Boston Consulting Group’s Sustainable Economic Development Assessment (SEDA) suggests that the correlation between well-being and social equality is stronger than that between income equality and well-being. Likewise, those individuals in countries with high levels of social equality tend to be happier than those without.
SEDA makes an objective measurement of well-being by examining and analyzing 10 dimensions in three categories. The “economics” category includes income, economic stability, and employment. “Investments” includes health, education, and infrastructure. “Sustainability,” meanwhile, comprises social aspects such as income equality, civil society, governance, and environment. The final measurement is subjective, looking at how countries perform “relative to the rest of the world or to individual peers or groups of countries,” according to the report.

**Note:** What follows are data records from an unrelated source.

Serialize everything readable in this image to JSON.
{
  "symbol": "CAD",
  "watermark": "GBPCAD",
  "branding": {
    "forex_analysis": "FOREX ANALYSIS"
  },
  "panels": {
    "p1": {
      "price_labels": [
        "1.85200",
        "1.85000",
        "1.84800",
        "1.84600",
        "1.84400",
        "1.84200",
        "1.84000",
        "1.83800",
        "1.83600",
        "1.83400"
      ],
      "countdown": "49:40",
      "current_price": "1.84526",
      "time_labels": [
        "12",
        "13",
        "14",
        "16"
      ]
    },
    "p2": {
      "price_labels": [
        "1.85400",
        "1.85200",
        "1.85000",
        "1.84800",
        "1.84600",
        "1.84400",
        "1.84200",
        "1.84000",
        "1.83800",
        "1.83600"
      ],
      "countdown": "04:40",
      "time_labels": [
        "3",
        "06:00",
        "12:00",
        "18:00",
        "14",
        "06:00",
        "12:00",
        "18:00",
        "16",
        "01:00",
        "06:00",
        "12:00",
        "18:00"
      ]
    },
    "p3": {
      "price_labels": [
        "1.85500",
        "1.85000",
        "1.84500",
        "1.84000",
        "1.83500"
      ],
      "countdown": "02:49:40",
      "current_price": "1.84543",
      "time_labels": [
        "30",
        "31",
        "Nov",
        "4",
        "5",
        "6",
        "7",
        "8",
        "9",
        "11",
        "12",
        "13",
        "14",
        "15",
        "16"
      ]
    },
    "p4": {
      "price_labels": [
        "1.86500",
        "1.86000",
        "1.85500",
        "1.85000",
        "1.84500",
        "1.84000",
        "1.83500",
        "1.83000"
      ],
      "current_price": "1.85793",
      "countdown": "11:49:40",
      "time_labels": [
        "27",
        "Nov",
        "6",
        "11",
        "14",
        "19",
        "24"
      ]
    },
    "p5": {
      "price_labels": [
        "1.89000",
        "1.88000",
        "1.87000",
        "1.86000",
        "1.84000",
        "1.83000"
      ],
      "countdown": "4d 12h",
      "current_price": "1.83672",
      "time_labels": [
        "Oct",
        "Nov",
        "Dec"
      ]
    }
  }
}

This is valuable for countries which aim to govern based on factors beyond GDP – a decision that is becoming increasingly popular. BCG proposes that countries create a three-pronged dashboard on which per-capita GDP growth, and both objective and subjective well-being.
“Governments today face massive challenges, including the disruption created by rapid technological advances,” Joao Hrotko, a partner at BCG and coauthor of the “Measure Well-Being to Improve It: The 2019 Sustainable Economic Development Assessment” report, said. “Those factors will change what it takes for both public- and private-sector players to succeed in the next decade. Governments in particular must gain deep insight into the experiences of their citizens in order to address potentially overlooked problems, including social inequality.”